C hocolate has been called theobroma — the food of the gods. It is the one food substance that women have a strong love-hate relationship with.

The healthy effects of chocolate are what all of us are interested in. Flavanoids and flavanols are plant molecules present in coloured vegetables, tea, wine and chocolate, among other food products.

The flavanol epicatechin is present in cocoa and supposedly improves blood flow and helps with heart health. Cocoa, the major ingredient of dark chocolate, contains relatively high amounts of epicatechin. White or milk chocolate lovers will be saddened to know that this type of chocolate is often devoid of flavanols, and has no health benefit.

It seems that the benefits of flavanols are almost never ending.

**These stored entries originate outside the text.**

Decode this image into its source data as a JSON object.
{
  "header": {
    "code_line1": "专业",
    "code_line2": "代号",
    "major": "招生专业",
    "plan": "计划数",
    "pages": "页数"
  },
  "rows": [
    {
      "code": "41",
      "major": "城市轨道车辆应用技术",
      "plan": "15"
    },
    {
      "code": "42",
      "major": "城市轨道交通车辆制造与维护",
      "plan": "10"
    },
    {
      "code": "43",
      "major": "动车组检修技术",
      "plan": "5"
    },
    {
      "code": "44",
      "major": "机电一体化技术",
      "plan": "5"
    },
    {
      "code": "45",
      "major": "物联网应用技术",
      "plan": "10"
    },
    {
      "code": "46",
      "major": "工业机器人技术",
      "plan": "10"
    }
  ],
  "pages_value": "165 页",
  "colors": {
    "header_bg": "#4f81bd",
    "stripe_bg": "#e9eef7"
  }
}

By helping the body metabolise sugars, dark chocolate may actually reduce the risk of developing diabetes. Flavanols in dark chocolate also increase HDL (“good”) cholesterol and lower LDL (“bad”) cholesterol.

Dark chocolate can be deceptive. Many times, when we think we are eating dark chocolate, the colour is due to darkened cocoa solids; the chocolate itself does not actually contain too much cocoa. Manufacturers of chocolate remove the flavanols because they are bitter.

It is also unfortunate that the antioxidants in chocolate are rapidly removed from the body in the normal course of events. The antioxidants, therefore, do not have enough time to show their beneficial effect on the blood vessels and the heart.

The Lancet , a leading medical journal, pointed out that “the devil in dark chocolate is the fat, sugar, and calories it also contains.” So before reaching for that piece of chocolate, remember that it contains more calories than flavonols! If you want the benefit of flavonoids and flavanols, reach for a rainbow of fruits, tea or even a glass of red wine!